Meski adegannya hanya mendapat porsi tak terlalu banyak dari seluruh episode ‘Vincenzo’ , namun pesan kepada penonton agar meningkatkan literasi dengan banyak membaca melalui sosok Jang Han-Seo, sangat mengena, khususnya ke diri saya. Artinya, tak pandang seseorang adalah Big Boss sebuah perusahaan besar sekalipun, jika ia kurang literasinya maka ia akan terlihat tampak bodoh dan kurang cakap dalam memimpin.
Untuk konteks Indonesia, urgensi literasi ini semakin krusial di era dimana kita saksikan sebagian orang, sebagian ya, yang lebih suka menghabiskan kuota menonton konten video di medsos tinimbang anggaran membeli dan membaca buku-buku politik, ekonomi, sosial, budaya atau sejenis novel, antologi esai, dan sains.
Belum lagi buat anak-anak batita dan balita yang belum bisa membaca, pastilah yang disodorkan adalah smartphone atau gadget lainnya agar si anak anteng tak mengganggu aktivitas orangtuanya yang sedang rapat virtual atau aktivitas jual beli on line misalnya.
Tak salah juga sih nonton video di medsos sebagai eskapis rutinitas. Tapi sebaiknya jangan biarkan anak-anak melewatkan fase membaca setelah fase bertutur. Banyak anak-anak yang langsung melompat ke fase menonton dari fase bertutur. Ya, memang sih kelihatannya lebih mudah membuat video-video ringan namun cepat viral daripada menulis artikel, esai, apalagi buku yang harus melalui kurasi ketat redaktur media.
Raihan cuan pun lebih mudah digapai jika video yang dibuat bisa viral atau banyak subscriber. Bahkan hingga diundang ke stasiun TV. Sudah dapat cuan, popularitas pun dituai.
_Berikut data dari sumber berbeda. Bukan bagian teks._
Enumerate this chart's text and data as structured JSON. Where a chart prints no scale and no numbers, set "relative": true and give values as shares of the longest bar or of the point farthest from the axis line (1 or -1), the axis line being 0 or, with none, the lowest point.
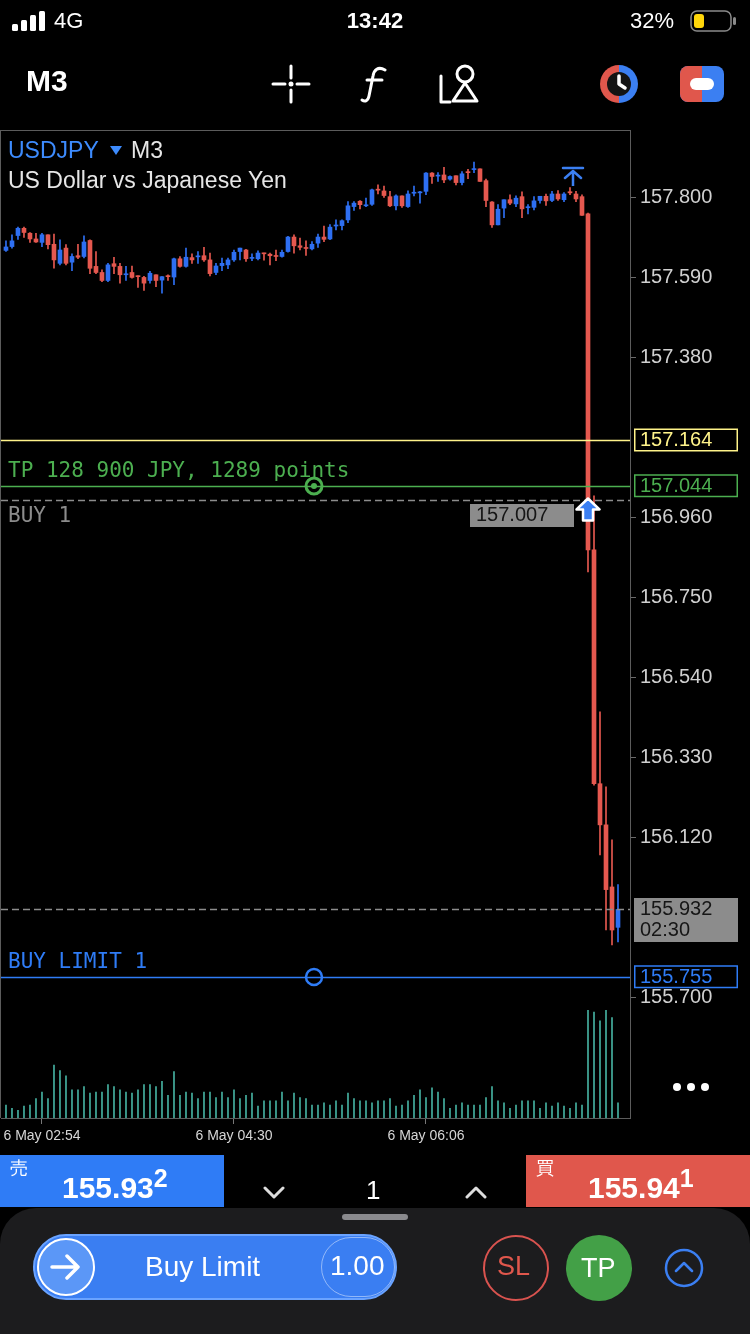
{
  "chart_data": [
    {
      "type": "candlestick",
      "title": "USDJPY",
      "subtitle": "US Dollar vs Japanese Yen",
      "categories": [
        null,
        null,
        null,
        null,
        null,
        null,
        null,
        null,
        null,
        null,
        null,
        null,
        null,
        null,
        null,
        null,
        null,
        null,
        null,
        null,
        null,
        null,
        null,
        null,
        null,
        null,
        null,
        null,
        null,
        null,
        null,
        null,
        null,
        null,
        null,
        null,
        null,
        null,
        null,
        null,
        null,
        null,
        null,
        null,
        null,
        null,
        null,
        null,
        null,
        null,
        null,
        null,
        null,
        null,
        null,
        null,
        null,
        null,
        null,
        null,
        null,
        null,
        null,
        null,
        null,
        null,
        null,
        null,
        null,
        null,
        null,
        null,
        null,
        null,
        null,
        null,
        null,
        null,
        null,
        null,
        null,
        null,
        null,
        null,
        null,
        null,
        null,
        null,
        null,
        null,
        null,
        null,
        null,
        null,
        null,
        null,
        null,
        null,
        null,
        null,
        null,
        null,
        null
      ],
      "ohlc": [
        [
          157.662,
          157.687,
          157.659,
          157.671
        ],
        [
          157.672,
          157.703,
          157.668,
          157.687
        ],
        [
          157.701,
          157.723,
          157.691,
          157.72
        ],
        [
          157.72,
          157.723,
          157.696,
          157.709
        ],
        [
          157.707,
          157.709,
          157.683,
          157.692
        ],
        [
          157.692,
          157.707,
          157.683,
          157.684
        ],
        [
          157.683,
          157.707,
          157.672,
          157.703
        ],
        [
          157.703,
          157.703,
          157.666,
          157.677
        ],
        [
          157.678,
          157.705,
          157.615,
          157.637
        ],
        [
          157.628,
          157.69,
          157.624,
          157.663
        ],
        [
          157.668,
          157.677,
          157.624,
          157.628
        ],
        [
          157.631,
          157.653,
          157.609,
          157.646
        ],
        [
          157.648,
          157.678,
          157.64,
          157.644
        ],
        [
          157.646,
          157.7,
          157.642,
          157.684
        ],
        [
          157.688,
          157.69,
          157.601,
          157.615
        ],
        [
          157.62,
          157.659,
          157.601,
          157.604
        ],
        [
          157.604,
          157.611,
          157.58,
          157.583
        ],
        [
          157.583,
          157.628,
          157.58,
          157.624
        ],
        [
          157.627,
          157.644,
          157.601,
          157.62
        ],
        [
          157.62,
          157.628,
          157.576,
          157.598
        ],
        [
          157.598,
          157.62,
          157.583,
          157.599
        ],
        [
          157.604,
          157.621,
          157.589,
          157.591
        ],
        [
          157.594,
          157.595,
          157.565,
          157.593
        ],
        [
          157.591,
          157.594,
          157.557,
          157.576
        ],
        [
          157.583,
          157.607,
          157.576,
          157.602
        ],
        [
          157.598,
          157.598,
          157.567,
          157.583
        ],
        [
          157.584,
          157.593,
          157.55,
          157.593
        ],
        [
          157.594,
          157.598,
          157.583,
          157.593
        ],
        [
          157.592,
          157.642,
          157.572,
          157.64
        ],
        [
          157.64,
          157.646,
          157.618,
          157.62
        ],
        [
          157.62,
          157.668,
          157.618,
          157.644
        ],
        [
          157.643,
          157.653,
          157.628,
          157.637
        ],
        [
          157.645,
          157.659,
          157.628,
          157.646
        ],
        [
          157.648,
          157.67,
          157.633,
          157.637
        ],
        [
          157.637,
          157.655,
          157.595,
          157.601
        ],
        [
          157.604,
          157.628,
          157.598,
          157.621
        ],
        [
          157.622,
          157.642,
          157.609,
          157.628
        ],
        [
          157.624,
          157.642,
          157.614,
          157.637
        ],
        [
          157.637,
          157.663,
          157.633,
          157.657
        ],
        [
          157.659,
          157.668,
          157.637,
          157.668
        ],
        [
          157.663,
          157.665,
          157.633,
          157.64
        ],
        [
          157.641,
          157.653,
          157.635,
          157.642
        ],
        [
          157.64,
          157.661,
          157.637,
          157.655
        ],
        [
          157.655,
          157.655,
          157.636,
          157.653
        ],
        [
          157.652,
          157.655,
          157.624,
          157.648
        ],
        [
          157.648,
          157.663,
          157.635,
          157.646
        ],
        [
          157.646,
          157.663,
          157.644,
          157.657
        ],
        [
          157.659,
          157.699,
          157.657,
          157.697
        ],
        [
          157.697,
          157.703,
          157.655,
          157.674
        ],
        [
          157.674,
          157.694,
          157.663,
          157.67
        ],
        [
          157.669,
          157.687,
          157.649,
          157.667
        ],
        [
          157.666,
          157.685,
          157.663,
          157.678
        ],
        [
          157.681,
          157.705,
          157.67,
          157.697
        ],
        [
          157.697,
          157.726,
          157.685,
          157.691
        ],
        [
          157.692,
          157.73,
          157.69,
          157.723
        ],
        [
          157.726,
          157.742,
          157.716,
          157.727
        ],
        [
          157.727,
          157.742,
          157.716,
          157.74
        ],
        [
          157.742,
          157.79,
          157.735,
          157.779
        ],
        [
          157.777,
          157.79,
          157.767,
          157.786
        ],
        [
          157.791,
          157.793,
          157.771,
          157.782
        ],
        [
          157.779,
          157.799,
          157.777,
          157.78
        ],
        [
          157.783,
          157.823,
          157.78,
          157.821
        ],
        [
          157.822,
          157.834,
          157.81,
          157.82
        ],
        [
          157.818,
          157.831,
          157.801,
          157.806
        ],
        [
          157.803,
          157.817,
          157.777,
          157.779
        ],
        [
          157.779,
          157.808,
          157.768,
          157.805
        ],
        [
          157.805,
          157.805,
          157.775,
          157.779
        ],
        [
          157.777,
          157.818,
          157.775,
          157.81
        ],
        [
          157.812,
          157.831,
          157.805,
          157.813
        ],
        [
          157.813,
          157.817,
          157.786,
          157.814
        ],
        [
          157.817,
          157.866,
          157.808,
          157.865
        ],
        [
          157.865,
          157.866,
          157.838,
          157.856
        ],
        [
          157.857,
          157.866,
          157.843,
          157.858
        ],
        [
          157.86,
          157.88,
          157.84,
          157.847
        ],
        [
          157.849,
          157.858,
          157.846,
          157.856
        ],
        [
          157.858,
          157.858,
          157.834,
          157.84
        ],
        [
          157.84,
          157.869,
          157.834,
          157.863
        ],
        [
          157.868,
          157.875,
          157.85,
          157.866
        ],
        [
          157.874,
          157.894,
          157.866,
          157.875
        ],
        [
          157.876,
          157.876,
          157.843,
          157.843
        ],
        [
          157.845,
          157.849,
          157.777,
          157.793
        ],
        [
          157.789,
          157.79,
          157.722,
          157.729
        ],
        [
          157.729,
          157.782,
          157.729,
          157.77
        ],
        [
          157.773,
          157.795,
          157.748,
          157.795
        ],
        [
          157.795,
          157.808,
          157.782,
          157.786
        ],
        [
          157.784,
          157.805,
          157.777,
          157.799
        ],
        [
          157.803,
          157.816,
          157.748,
          157.771
        ],
        [
          157.774,
          157.782,
          157.758,
          157.775
        ],
        [
          157.775,
          157.803,
          157.768,
          157.792
        ],
        [
          157.793,
          157.804,
          157.786,
          157.804
        ],
        [
          157.804,
          157.81,
          157.78,
          157.792
        ],
        [
          157.793,
          157.817,
          157.79,
          157.81
        ],
        [
          157.81,
          157.819,
          157.793,
          157.797
        ],
        [
          157.795,
          157.814,
          157.79,
          157.81
        ],
        [
          157.816,
          157.827,
          157.808,
          157.813
        ],
        [
          157.81,
          157.817,
          157.79,
          157.797
        ],
        [
          157.803,
          157.808,
          157.754,
          157.754
        ],
        [
          157.758,
          157.76,
          156.818,
          156.876
        ],
        [
          156.876,
          157.018,
          156.258,
          156.262
        ],
        [
          156.262,
          156.451,
          156.075,
          156.154
        ],
        [
          156.154,
          156.254,
          155.878,
          155.984
        ],
        [
          155.991,
          156.115,
          155.839,
          155.878
        ],
        [
          155.885,
          155.997,
          155.847,
          155.932
        ]
      ],
      "colors": [
        "#2e6ff2",
        "#2e6ff2",
        "#2e6ff2",
        "#e5584f",
        "#e5584f",
        "#e5584f",
        "#2e6ff2",
        "#e5584f",
        "#e5584f",
        "#2e6ff2",
        "#e5584f",
        "#2e6ff2",
        "#e5584f",
        "#2e6ff2",
        "#e5584f",
        "#e5584f",
        "#e5584f",
        "#2e6ff2",
        "#e5584f",
        "#e5584f",
        "#2e6ff2",
        "#e5584f",
        "#e5584f",
        "#e5584f",
        "#2e6ff2",
        "#e5584f",
        "#2e6ff2",
        "#e5584f",
        "#2e6ff2",
        "#e5584f",
        "#2e6ff2",
        "#e5584f",
        "#2e6ff2",
        "#e5584f",
        "#e5584f",
        "#2e6ff2",
        "#2e6ff2",
        "#2e6ff2",
        "#2e6ff2",
        "#2e6ff2",
        "#e5584f",
        "#2e6ff2",
        "#2e6ff2",
        "#e5584f",
        "#e5584f",
        "#e5584f",
        "#2e6ff2",
        "#2e6ff2",
        "#e5584f",
        "#e5584f",
        "#e5584f",
        "#2e6ff2",
        "#2e6ff2",
        "#e5584f",
        "#2e6ff2",
        "#2e6ff2",
        "#2e6ff2",
        "#2e6ff2",
        "#2e6ff2",
        "#e5584f",
        "#2e6ff2",
        "#2e6ff2",
        "#e5584f",
        "#e5584f",
        "#e5584f",
        "#2e6ff2",
        "#e5584f",
        "#2e6ff2",
        "#2e6ff2",
        "#2e6ff2",
        "#2e6ff2",
        "#e5584f",
        "#2e6ff2",
        "#e5584f",
        "#2e6ff2",
        "#e5584f",
        "#2e6ff2",
        "#e5584f",
        "#2e6ff2",
        "#e5584f",
        "#e5584f",
        "#e5584f",
        "#2e6ff2",
        "#2e6ff2",
        "#e5584f",
        "#2e6ff2",
        "#e5584f",
        "#2e6ff2",
        "#2e6ff2",
        "#2e6ff2",
        "#e5584f",
        "#2e6ff2",
        "#e5584f",
        "#2e6ff2",
        "#e5584f",
        "#e5584f",
        "#e5584f",
        "#e5584f",
        "#e5584f",
        "#e5584f",
        "#e5584f",
        "#e5584f",
        "#2e6ff2"
      ],
      "ylim": [
        155.668,
        157.978
      ],
      "yticks": [
        {
          "value": 157.8,
          "label": "157.800"
        },
        {
          "value": 157.59,
          "label": "157.590"
        },
        {
          "value": 157.38,
          "label": "157.380"
        },
        {
          "value": 156.96,
          "label": "156.960"
        },
        {
          "value": 156.75,
          "label": "156.750"
        },
        {
          "value": 156.54,
          "label": "156.540"
        },
        {
          "value": 156.33,
          "label": "156.330"
        },
        {
          "value": 156.12,
          "label": "156.120"
        },
        {
          "value": 155.7,
          "label": "155.700"
        }
      ],
      "ref_lines": [
        {
          "axis": "y",
          "value": 157.164,
          "label": "157.164",
          "color": "#fff38a"
        },
        {
          "axis": "y",
          "value": 157.044,
          "label": "157.044",
          "color": "#4caf50"
        },
        {
          "axis": "y",
          "value": 157.007,
          "label": "157.007",
          "color": "#8c8c8c",
          "line_style": "dashed"
        },
        {
          "axis": "y",
          "value": 155.932,
          "label": "155.932\n02:30",
          "color": "#8c8c8c",
          "line_style": "dashed"
        },
        {
          "axis": "y",
          "value": 155.755,
          "label": "155.755",
          "color": "#2f7cf6"
        }
      ],
      "annotations": [
        "4G",
        "13:42",
        "32%",
        "M3",
        "M3",
        {
          "text": "TP 128 900 JPY, 1289 points",
          "y": 157.044
        },
        {
          "text": "BUY 1",
          "y": 157.007
        },
        {
          "text": "BUY LIMIT 1",
          "y": 155.755
        },
        "売",
        "155.93$^{2}$",
        "1",
        "買",
        "155.94$^{1}$",
        "Buy Limit",
        "1.00",
        "SL",
        "TP"
      ]
    },
    {
      "type": "bar",
      "relative": true,
      "color": "#45b0a0",
      "categories": [
        null,
        null,
        null,
        null,
        null,
        null,
        "6 May 02:54",
        null,
        null,
        null,
        null,
        null,
        null,
        null,
        null,
        null,
        null,
        null,
        null,
        null,
        null,
        null,
        null,
        null,
        null,
        null,
        null,
        null,
        null,
        null,
        null,
        null,
        null,
        null,
        null,
        null,
        null,
        null,
        "6 May 04:30",
        null,
        null,
        null,
        null,
        null,
        null,
        null,
        null,
        null,
        null,
        null,
        null,
        null,
        null,
        null,
        null,
        null,
        null,
        null,
        null,
        null,
        null,
        null,
        null,
        null,
        null,
        null,
        null,
        null,
        null,
        null,
        "6 May 06:06",
        null,
        null,
        null,
        null,
        null,
        null,
        null,
        null,
        null,
        null,
        null,
        null,
        null,
        null,
        null,
        null,
        null,
        null,
        null,
        null,
        null,
        null,
        null,
        null,
        null,
        null,
        null,
        null,
        null,
        null,
        null,
        null
      ],
      "values": [
        0.12,
        0.09,
        0.07,
        0.11,
        0.12,
        0.18,
        0.24,
        0.18,
        0.49,
        0.44,
        0.39,
        0.26,
        0.26,
        0.29,
        0.23,
        0.24,
        0.24,
        0.31,
        0.29,
        0.26,
        0.24,
        0.23,
        0.26,
        0.31,
        0.31,
        0.29,
        0.34,
        0.21,
        0.43,
        0.21,
        0.24,
        0.23,
        0.18,
        0.24,
        0.24,
        0.19,
        0.24,
        0.19,
        0.26,
        0.18,
        0.21,
        0.23,
        0.11,
        0.16,
        0.16,
        0.16,
        0.24,
        0.16,
        0.23,
        0.19,
        0.18,
        0.12,
        0.12,
        0.14,
        0.12,
        0.16,
        0.12,
        0.23,
        0.18,
        0.16,
        0.16,
        0.14,
        0.16,
        0.16,
        0.18,
        0.11,
        0.12,
        0.16,
        0.21,
        0.26,
        0.19,
        0.28,
        0.24,
        0.18,
        0.09,
        0.12,
        0.14,
        0.12,
        0.12,
        0.12,
        0.19,
        0.29,
        0.16,
        0.14,
        0.09,
        0.12,
        0.16,
        0.16,
        0.16,
        0.09,
        0.14,
        0.11,
        0.14,
        0.11,
        0.09,
        0.14,
        0.12,
        1,
        0.98,
        0.9,
        1,
        0.93,
        0.14
      ]
    }
  ]
}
Sekali merengkuh dayung, dua tiga pulau terlampaui. Maka tak heran, membuat konten video adalah menjadi jalan Ninja bagi mereka yang menginginkan kesuksesan dan kepopuleran dengan cara instan. Akhirnya bisa jadi generasi pembaca akan tergerus zaman.
***
Dari deskripsi yang saya paparkan di atas, saya pikir budaya membaca memang harus diciptakan dalam circle keluarga sejak anak masih kecil. Minimal di rumah tersedia semacam mini perpustakaan koleksi orangtuanya atau koleksi bacaan si anak yang ditata sedemikian rupa dan mudah diakses kapan pun si anak ingin membacanya.
Waah, jadi serius, ya? Memang harus serius kalau terkait kaderisasi pemimpin masa depan. Belum lagi kalau masuk dalam kategori jenis buku yang dibaca, buku asli atau repro alias bajakan. Ruwet-ruwet! Sudah masuk dalam bahasan wilayah mental anak bangsa. Nantilah ditulis lagi dalam artikel lain.
Balik lagi urusan drakor. Bagaimana? Ternyata drakor pun mengandung muatan literasi yang memberikan pesan-pesan edukatif akan literasi seperti drakor ‘Vincenzo’, ‘kan? Jadi, sudahkah mendapat inspirasi dari drakor Vincenzo juga?